Nearly ten years ago, Gellman made the suggestion that “realization of the potential of folding polymers may be limited more by the human imagination than by physical barriers”4. As such, we must realize that these structures are not just duplicates of the natural world, but distinct, and we should capitalize on that distinction. Just as the regular spacing of α-amino acids may facilitate formation of a handful of regular secondary structures that mediate some interactions better than others, so too should each foldamer backbone show its strengths in different ways. Clearly, we are only beginning to explore the conformational space of secondary structures available to various backbones. In considering new backbones it will be increasingly important to consider the ease of synthesis of the monomers and oligomers, the ability to control the structure and dynamics of the foldamer, and the ease of structure determination in solution and the solid state.

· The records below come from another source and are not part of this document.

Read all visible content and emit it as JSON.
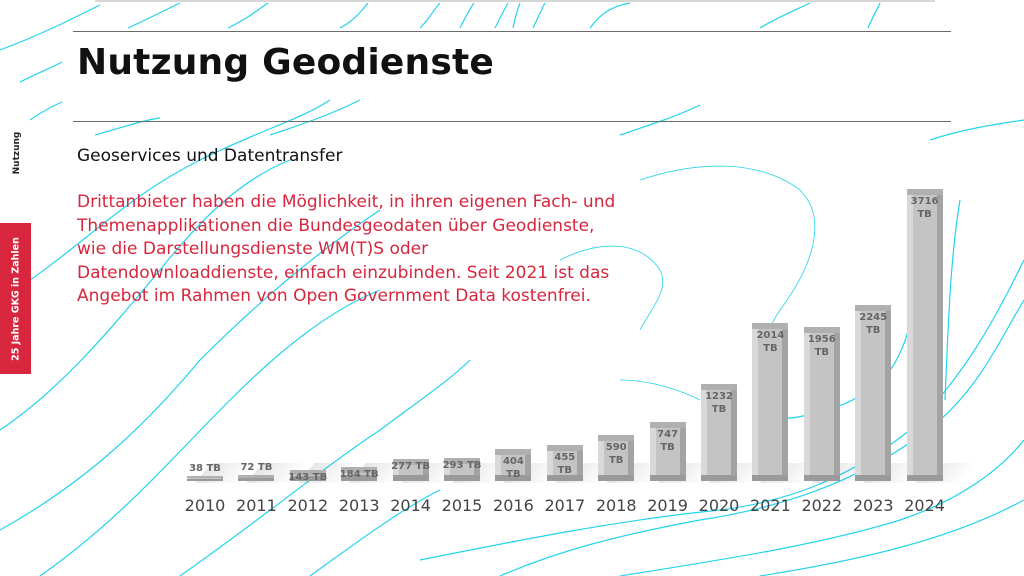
{
  "slide": {
    "title": "Nutzung Geodienste",
    "section_label": "Nutzung",
    "side_tab_label": "25 Jahre GKG in Zahlen",
    "subtitle": "Geoservices und Datentransfer",
    "body": "Drittanbieter haben die Möglichkeit, in ihren eigenen Fach- und Themenapplikationen die Bundesgeodaten über Geodienste, wie die Darstellungsdienste WM(T)S oder Datendownloaddienste, einfach einzubinden. Seit 2021 ist das Angebot im Rahmen von Open Government Data kostenfrei.",
    "colors": {
      "accent_red": "#d7263d",
      "contour_cyan": "#22d3ee",
      "bar_gray": "#c4c4c4",
      "text_dark": "#111111"
    }
  },
  "chart_data": {
    "type": "bar",
    "title": "",
    "xlabel": "",
    "ylabel": "",
    "unit": "TB",
    "categories": [
      "2010",
      "2011",
      "2012",
      "2013",
      "2014",
      "2015",
      "2016",
      "2017",
      "2018",
      "2019",
      "2020",
      "2021",
      "2022",
      "2023",
      "2024"
    ],
    "values": [
      38,
      72,
      143,
      184,
      277,
      293,
      404,
      455,
      590,
      747,
      1232,
      2014,
      1956,
      2245,
      3716
    ],
    "labels": [
      "38 TB",
      "72 TB",
      "143 TB",
      "184 TB",
      "277 TB",
      "293 TB",
      "404 TB",
      "455 TB",
      "590 TB",
      "747 TB",
      "1232 TB",
      "2014 TB",
      "1956 TB",
      "2245 TB",
      "3716 TB"
    ],
    "ylim": [
      0,
      3716
    ],
    "grid": false,
    "legend": false,
    "style": "3d-beveled-gray"
  }
}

Furthermore, it will be essential to develop new computational methods to assist de novo design of foldamer sequences with predictable structures and activities.

Finally, non-natural oligomers will continue to provide useful systems to test and extend our understanding of how proteins fold into their native three-dimensional structures, and how these structures define their abilities to mediate processes such as catalysis, binding and signal transduction. As one likely outcome of these studies, we can also look forward to the construction of entirely non-natural protein-like tertiary structures, as well as initial forays into functional space. Overall, the recent work reviewed here provides an excellent foundation for the creation of new structures, new functions, and new interfaces with nature. The chemical and biological applications of foldamers are significant, and they will become even more attractive as new frameworks and structural and functional studies are reported.

Note: Supplementary information is available on the Nature Chemical Biology website.